Depuis des années l’instabilité gouvernementale est monnaie courante en Italie et M.Mastella a préféré la crise politique plutôt que de se confronter directement à son rôle de Garde des Sceaux. Obligé de choisir entre sa famille « sacrée » et la politique « cruelle », il a choisi sa famille ; entre les amis et le respect juridique, ce sont les amis qui ont triomphé; entre les intérêts personnels et ceux du peuple c’est le clientélisme qui l’a emporté. Même si toutefois rien n’est sûr, après la passe d’armes de Clemente Mastella on imagine facilement ce dernier dans la coalition de Silvio Berlusconi, en lice pour les prochaines élections politiques de mi-avril.

Deux mois avant la possible, probable et presque inévitable victoire de l’ex-président du Conseil, chacun doit choisir son camp. Le Parti démocrate (Pd) de Walter Veltroni a décidé de faire cavalier seul dans la course aux élections, laissant les petites formations d’extrême gauche maîtresses d’elles-mêmes. Cette stratégie est cependant peu profitable au Pd face à la grande « famille » du centre droit. En effet, MM. Berlusconi et Fini ont décidé de s’allier au sein d’une unique liste sous le nom de Peuple des libertés. De son côté Pier Ferdinando Casini, leader de la neo-Démocratie chrétienne (UDC), a refusé pour l’instant de rallier le nouveau parti de Silvio Berlusconi. La Ligue du Nord, elle non plus, n’intégrera pas le Peuple des libertés mais restera uni à celui-ci au niveau du programme politique. Et à l’horizon, on voit réapparaître petit à petit l’Italie du « Cavaliere » : une période néfaste pour l’économie, dangereuse pour les comptes publics et désastreuse pour la culture.

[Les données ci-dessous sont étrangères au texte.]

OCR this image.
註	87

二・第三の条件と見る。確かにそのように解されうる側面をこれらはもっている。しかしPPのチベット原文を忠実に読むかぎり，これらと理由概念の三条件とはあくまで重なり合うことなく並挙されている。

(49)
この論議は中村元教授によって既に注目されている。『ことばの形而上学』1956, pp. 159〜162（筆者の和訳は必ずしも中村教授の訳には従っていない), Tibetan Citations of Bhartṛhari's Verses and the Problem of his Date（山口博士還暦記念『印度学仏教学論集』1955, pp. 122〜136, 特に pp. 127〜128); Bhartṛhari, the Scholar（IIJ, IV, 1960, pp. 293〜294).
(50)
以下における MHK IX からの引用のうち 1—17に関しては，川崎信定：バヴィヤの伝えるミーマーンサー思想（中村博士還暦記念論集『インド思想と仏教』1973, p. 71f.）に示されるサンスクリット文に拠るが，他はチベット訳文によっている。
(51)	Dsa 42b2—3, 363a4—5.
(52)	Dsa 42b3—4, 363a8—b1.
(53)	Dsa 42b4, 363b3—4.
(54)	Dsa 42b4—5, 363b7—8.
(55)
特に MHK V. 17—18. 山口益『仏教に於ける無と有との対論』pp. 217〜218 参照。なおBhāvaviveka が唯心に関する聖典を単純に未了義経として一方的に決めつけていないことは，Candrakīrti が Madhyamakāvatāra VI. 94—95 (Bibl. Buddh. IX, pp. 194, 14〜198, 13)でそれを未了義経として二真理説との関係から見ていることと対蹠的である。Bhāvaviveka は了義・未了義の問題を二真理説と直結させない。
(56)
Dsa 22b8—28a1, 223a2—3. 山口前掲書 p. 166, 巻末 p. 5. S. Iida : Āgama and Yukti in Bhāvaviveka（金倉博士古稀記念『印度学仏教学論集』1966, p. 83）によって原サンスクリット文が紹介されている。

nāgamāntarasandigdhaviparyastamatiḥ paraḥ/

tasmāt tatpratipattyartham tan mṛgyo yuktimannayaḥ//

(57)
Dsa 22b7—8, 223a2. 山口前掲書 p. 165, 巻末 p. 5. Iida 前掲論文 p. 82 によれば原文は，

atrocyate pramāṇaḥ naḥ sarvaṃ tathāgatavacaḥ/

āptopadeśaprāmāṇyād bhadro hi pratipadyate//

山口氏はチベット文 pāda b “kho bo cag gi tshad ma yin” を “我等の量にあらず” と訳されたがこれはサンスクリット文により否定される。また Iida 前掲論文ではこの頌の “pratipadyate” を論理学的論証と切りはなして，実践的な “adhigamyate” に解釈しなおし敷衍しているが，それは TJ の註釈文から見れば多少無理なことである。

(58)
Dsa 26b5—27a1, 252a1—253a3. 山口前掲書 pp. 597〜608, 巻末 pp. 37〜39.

M.Berlusconi a été dernièrement absous du délit de faux en bilan pour la gestion de sa société Fininvest entre 1986 et 1989. Ce n’est que l’énième victoire de l’entrepreneur face à la justice. Et cela ne présage rien de bon pour la péninsule même si début février la Cour européenne de justice (CEJ) a condamné la chaîne de télévision berlusconienne Rete 4 pour non-respect du principe de libre prestation des services. Le leader de l’ancien parti Forza Italia (FI) n’a pourtant aucunes raisons de s’inquiéter car s’il est élu il aura tout loisir d’adopter des lois pour protéger ses entreprises et son empire.

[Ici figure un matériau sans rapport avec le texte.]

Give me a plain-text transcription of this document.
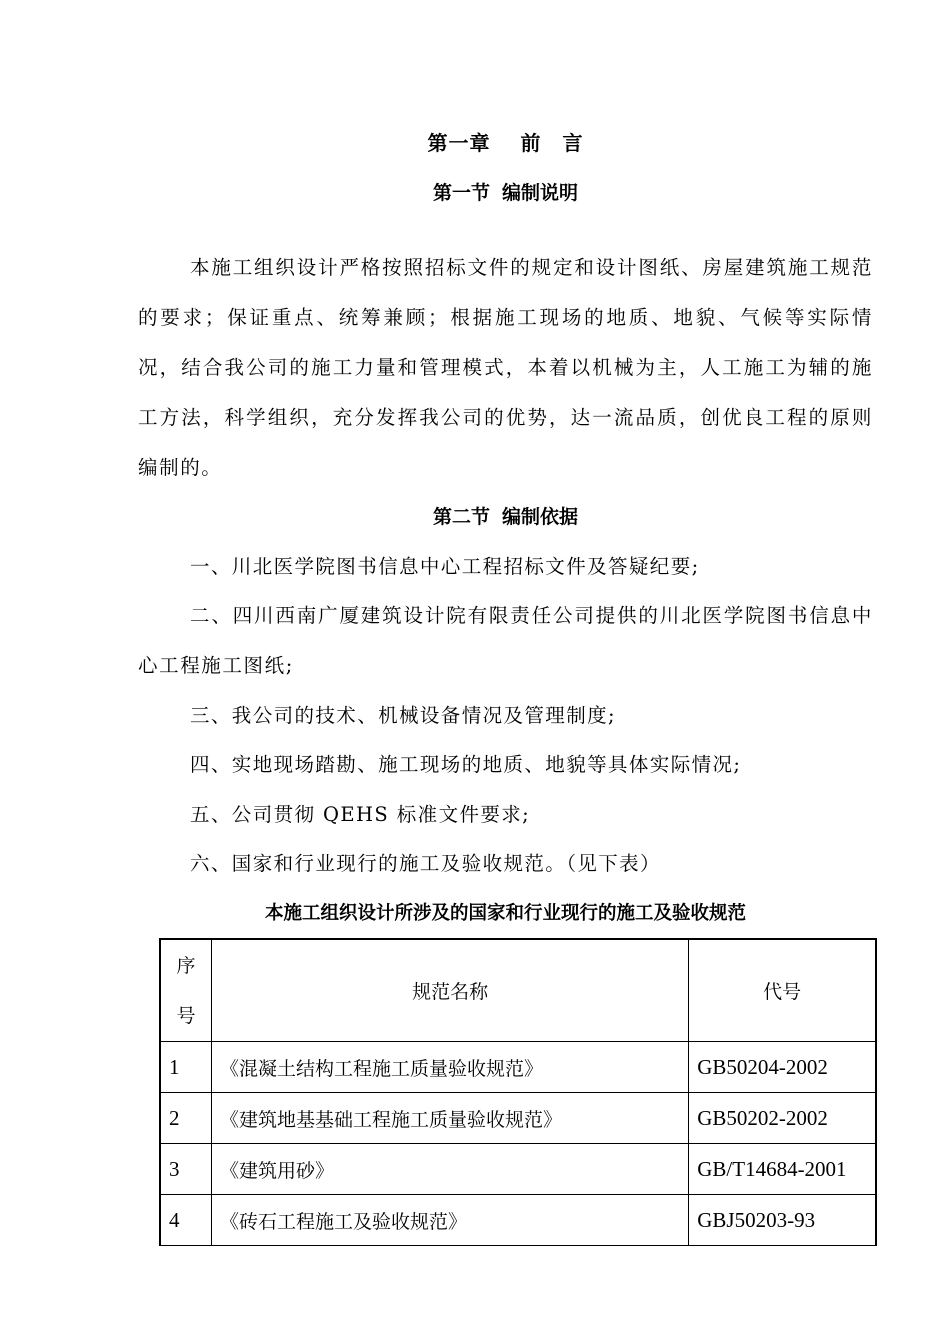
第一章 前　言
第一节 编制说明
本施工组织设计严格按照招标文件的规定和设计图纸、房屋建筑施工规范的要求；保证重点、统筹兼顾；根据施工现场的地质、地貌、气候等实际情况，结合我公司的施工力量和管理模式，本着以机械为主，人工施工为辅的施工方法，科学组织，充分发挥我公司的优势，达一流品质，创优良工程的原则编制的。
第二节 编制依据
一、川北医学院图书信息中心工程招标文件及答疑纪要;
二、四川西南广厦建筑设计院有限责任公司提供的川北医学院图书信息中心工程施工图纸;
三、我公司的技术、机械设备情况及管理制度;
四、实地现场踏勘、施工现场的地质、地貌等具体实际情况;
五、公司贯彻 QEHS 标准文件要求;
六、国家和行业现行的施工及验收规范。（见下表）
本施工组织设计所涉及的国家和行业现行的施工及验收规范
序
号	规范名称	代号
1	《混凝土结构工程施工质量验收规范》	GB50204-2002
2	《建筑地基基础工程施工质量验收规范》	GB50202-2002
3	《建筑用砂》	GB/T14684-2001
4	《砖石工程施工及验收规范》	GBJ50203-93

Cependant la menace d’un retour de Silvio Berlusconi au pouvoir doit se mesurer à une échelle supérieure, voire à un niveau européen. Le journaliste transalpin Curzio Maltese parle d’un possible « isolement de l’Italie par rapport à l’Europe ». M. Berlusconi, pendant les deux dernières années de son mandat, accusait la monnaie unique d’être responsable de tous les maux du pays. Le « Cavaliere » pourrait en se libérant de la tutelle européenne avoir via libera dans la mise en œuvre d’une politique fiscale qui à moyen terme serait désastreuse pour l’économie du pays. Même si, comme le suggère le journaliste italien, il est théoriquement impossible de sortir de la zone euro, l’Italie du « Cavaliere »pourrait tout faire pour en être expulsé et accuser ensuite l’UE d’une trop grande rigidité. L’opposition au populisme berlusconien n’est-il qu’une obsession de ses détracteurs ou bien sera-t-elle justifiée dans les années à venir?